Beginning farmers fared better on average in the underlying House Committee bill, including increased funding for the Beginning Farmer and Rancher Development Program, now at $20 million a year, or twice the level the House Committee bill included last year. Chairman Lucas (R-OK) and Ranking Member Peterson (D-MN) agreed to that increase in the underlying bill. although the set-aside for socially disadvantaged farmers and farmworkers is still eliminated – an issue NSAC hopes will be addressed on the House floor or in conference.
Beginning farmer champion Rep. Gibson (R-NY) offered an amendment during House markup to raise the maximum loan amount on direct farm ownership loans to keep pace with farmland inflation, and several members spoke in support of doing whatever is needed to expand opportunities for new farmers, including Reps. Kuster (D-NH), Maloney (D-NY), and Walz (D-MN). This amendment was ultimately withdrawn at the request of Ranking Member Peterson (D-MN) for further review and possible modification. We hope to resolve this important issue regarding access to land for new farmers as the bill heads to the floor.
Both the Senate and House bills included amendments offered by Sen. Cochran (R-MS) and Rep. Fudge (D-OH) that would establish a socially disadvantaged farmer and rancher policy center. Unfortunately, an amendment offered by Rep.

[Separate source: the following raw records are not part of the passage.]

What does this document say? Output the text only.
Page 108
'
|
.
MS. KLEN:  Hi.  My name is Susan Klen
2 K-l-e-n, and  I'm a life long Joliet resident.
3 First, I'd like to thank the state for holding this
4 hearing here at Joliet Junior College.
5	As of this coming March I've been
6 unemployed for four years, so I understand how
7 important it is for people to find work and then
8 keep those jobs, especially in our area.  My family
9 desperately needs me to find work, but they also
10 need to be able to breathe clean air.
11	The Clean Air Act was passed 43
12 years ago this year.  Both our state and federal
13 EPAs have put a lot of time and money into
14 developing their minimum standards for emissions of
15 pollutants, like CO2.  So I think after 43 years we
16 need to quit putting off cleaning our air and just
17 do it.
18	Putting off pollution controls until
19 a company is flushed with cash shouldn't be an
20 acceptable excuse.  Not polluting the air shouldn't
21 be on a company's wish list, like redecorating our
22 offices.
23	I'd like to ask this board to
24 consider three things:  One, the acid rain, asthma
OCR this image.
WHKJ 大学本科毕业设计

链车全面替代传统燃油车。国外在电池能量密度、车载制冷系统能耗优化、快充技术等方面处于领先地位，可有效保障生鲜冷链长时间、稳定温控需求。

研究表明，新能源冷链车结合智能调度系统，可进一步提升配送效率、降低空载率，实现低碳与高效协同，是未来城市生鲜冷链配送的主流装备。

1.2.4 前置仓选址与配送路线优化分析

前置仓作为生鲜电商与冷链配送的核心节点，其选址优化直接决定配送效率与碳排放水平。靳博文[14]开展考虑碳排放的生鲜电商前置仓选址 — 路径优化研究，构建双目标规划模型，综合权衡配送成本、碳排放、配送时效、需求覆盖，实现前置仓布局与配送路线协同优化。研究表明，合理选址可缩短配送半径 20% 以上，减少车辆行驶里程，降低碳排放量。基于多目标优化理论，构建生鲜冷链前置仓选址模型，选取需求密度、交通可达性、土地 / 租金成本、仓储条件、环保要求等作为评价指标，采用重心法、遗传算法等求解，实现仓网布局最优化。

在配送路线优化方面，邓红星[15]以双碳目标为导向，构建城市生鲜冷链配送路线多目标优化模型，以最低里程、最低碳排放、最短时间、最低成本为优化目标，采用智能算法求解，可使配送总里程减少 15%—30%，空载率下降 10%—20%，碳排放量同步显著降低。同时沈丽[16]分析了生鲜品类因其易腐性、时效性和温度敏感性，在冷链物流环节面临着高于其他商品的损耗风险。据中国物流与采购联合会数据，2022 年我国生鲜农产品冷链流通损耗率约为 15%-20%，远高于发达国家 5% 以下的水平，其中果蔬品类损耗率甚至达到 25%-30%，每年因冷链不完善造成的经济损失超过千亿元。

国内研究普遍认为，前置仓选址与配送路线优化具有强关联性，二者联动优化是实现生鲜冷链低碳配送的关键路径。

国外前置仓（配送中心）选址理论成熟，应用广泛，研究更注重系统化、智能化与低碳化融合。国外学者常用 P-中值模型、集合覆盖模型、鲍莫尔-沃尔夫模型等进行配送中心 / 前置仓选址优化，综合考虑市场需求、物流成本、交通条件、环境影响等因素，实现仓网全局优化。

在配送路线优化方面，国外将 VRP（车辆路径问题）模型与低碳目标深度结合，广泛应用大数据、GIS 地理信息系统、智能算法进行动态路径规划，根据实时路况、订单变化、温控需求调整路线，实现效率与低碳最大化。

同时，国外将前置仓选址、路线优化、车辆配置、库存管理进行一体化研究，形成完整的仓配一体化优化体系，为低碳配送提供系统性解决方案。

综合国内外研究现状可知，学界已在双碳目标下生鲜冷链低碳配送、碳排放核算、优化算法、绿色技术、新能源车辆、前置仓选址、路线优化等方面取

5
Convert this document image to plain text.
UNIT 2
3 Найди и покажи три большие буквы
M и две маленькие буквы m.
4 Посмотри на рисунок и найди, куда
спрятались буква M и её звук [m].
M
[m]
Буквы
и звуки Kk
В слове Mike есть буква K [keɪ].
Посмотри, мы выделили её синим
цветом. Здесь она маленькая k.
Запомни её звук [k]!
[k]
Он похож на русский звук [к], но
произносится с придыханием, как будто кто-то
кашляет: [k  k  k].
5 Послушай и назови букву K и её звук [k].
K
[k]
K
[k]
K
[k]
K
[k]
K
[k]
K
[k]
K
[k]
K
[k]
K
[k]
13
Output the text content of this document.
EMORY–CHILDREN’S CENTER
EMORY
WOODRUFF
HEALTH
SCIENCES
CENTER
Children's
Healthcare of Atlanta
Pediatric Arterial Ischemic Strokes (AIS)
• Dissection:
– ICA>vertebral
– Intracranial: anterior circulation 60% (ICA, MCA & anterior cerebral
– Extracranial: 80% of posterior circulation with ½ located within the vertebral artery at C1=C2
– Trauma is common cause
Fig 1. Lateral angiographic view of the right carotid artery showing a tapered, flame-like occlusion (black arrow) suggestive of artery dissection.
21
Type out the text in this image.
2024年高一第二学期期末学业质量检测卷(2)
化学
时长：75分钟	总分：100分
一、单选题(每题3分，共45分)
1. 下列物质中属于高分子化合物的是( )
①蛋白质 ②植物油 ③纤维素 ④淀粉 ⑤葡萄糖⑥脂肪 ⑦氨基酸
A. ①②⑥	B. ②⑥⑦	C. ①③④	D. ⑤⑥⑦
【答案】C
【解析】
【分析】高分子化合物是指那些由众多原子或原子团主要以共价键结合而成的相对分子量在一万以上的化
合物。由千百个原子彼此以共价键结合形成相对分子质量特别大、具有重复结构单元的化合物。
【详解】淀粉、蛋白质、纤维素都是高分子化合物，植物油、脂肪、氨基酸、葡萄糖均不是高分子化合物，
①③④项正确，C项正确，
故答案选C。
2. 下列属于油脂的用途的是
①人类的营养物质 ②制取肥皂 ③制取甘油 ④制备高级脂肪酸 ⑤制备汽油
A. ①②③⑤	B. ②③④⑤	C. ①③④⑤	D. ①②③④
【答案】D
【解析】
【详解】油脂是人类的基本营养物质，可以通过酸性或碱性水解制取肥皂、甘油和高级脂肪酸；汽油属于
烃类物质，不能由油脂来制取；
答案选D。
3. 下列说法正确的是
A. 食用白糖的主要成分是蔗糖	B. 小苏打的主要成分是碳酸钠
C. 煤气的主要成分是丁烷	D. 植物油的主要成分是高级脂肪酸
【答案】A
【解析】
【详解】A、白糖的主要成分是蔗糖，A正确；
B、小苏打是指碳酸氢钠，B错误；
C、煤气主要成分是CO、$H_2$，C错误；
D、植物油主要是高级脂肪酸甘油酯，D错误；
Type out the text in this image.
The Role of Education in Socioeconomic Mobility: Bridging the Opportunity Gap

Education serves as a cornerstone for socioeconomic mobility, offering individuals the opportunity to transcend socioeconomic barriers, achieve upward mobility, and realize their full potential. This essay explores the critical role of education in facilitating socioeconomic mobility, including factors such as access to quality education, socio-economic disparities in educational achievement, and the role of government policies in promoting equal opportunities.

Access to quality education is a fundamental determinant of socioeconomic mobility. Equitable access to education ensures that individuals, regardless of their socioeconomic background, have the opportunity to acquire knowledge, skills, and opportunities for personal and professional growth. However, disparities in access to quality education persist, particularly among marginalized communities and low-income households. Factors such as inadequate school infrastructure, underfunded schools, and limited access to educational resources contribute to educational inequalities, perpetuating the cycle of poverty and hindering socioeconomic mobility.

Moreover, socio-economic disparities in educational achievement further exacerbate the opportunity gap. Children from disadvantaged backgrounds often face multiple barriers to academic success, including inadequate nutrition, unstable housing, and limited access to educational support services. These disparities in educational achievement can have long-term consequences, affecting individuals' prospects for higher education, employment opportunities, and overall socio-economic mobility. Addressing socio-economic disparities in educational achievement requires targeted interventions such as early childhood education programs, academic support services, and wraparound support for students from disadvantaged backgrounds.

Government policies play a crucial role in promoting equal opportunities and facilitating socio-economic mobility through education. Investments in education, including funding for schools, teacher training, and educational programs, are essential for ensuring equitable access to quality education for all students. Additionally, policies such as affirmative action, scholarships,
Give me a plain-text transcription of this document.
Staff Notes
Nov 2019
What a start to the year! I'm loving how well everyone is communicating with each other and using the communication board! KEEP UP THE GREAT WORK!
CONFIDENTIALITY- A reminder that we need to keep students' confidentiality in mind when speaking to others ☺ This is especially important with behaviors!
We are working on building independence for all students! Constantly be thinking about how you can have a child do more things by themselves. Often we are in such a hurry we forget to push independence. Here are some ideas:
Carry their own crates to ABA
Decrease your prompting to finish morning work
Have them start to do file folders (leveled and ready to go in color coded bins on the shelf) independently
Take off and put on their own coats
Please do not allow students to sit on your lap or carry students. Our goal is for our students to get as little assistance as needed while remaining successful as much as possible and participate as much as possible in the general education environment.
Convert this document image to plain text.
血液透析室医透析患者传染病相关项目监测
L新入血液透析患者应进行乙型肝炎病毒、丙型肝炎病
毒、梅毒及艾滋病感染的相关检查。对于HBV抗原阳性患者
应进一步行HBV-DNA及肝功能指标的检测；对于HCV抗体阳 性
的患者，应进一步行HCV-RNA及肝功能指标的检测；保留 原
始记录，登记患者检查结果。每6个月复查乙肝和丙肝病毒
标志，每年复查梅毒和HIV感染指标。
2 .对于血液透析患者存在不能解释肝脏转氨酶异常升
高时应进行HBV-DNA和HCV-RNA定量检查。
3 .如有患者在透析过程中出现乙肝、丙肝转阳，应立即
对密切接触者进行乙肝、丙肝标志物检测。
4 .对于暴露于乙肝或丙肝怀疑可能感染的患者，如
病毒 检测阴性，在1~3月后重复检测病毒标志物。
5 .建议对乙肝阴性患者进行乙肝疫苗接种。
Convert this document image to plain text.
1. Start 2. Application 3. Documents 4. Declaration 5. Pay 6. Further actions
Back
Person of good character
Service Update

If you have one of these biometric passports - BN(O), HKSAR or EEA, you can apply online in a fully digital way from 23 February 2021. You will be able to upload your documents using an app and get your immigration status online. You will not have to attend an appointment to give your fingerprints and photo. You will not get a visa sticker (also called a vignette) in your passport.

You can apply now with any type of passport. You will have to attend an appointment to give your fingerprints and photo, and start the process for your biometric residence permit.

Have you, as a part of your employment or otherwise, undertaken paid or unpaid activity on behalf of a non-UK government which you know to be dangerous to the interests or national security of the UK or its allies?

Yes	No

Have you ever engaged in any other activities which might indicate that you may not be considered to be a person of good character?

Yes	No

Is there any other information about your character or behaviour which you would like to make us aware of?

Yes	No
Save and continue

Lujan Grisham (D-NM) to restore funding for training and outreach for minority, tribal, and veteran farmers was ultimately withdrawn during House markup, an issue we hope is resolved positively on the floor.
What’s next? After the committee processes, the Farm Bill drafts each go to their respective houses. This week the Senate will be debating the Senate Ag Committee’s draft, and we will keep you up to date as it proceeds.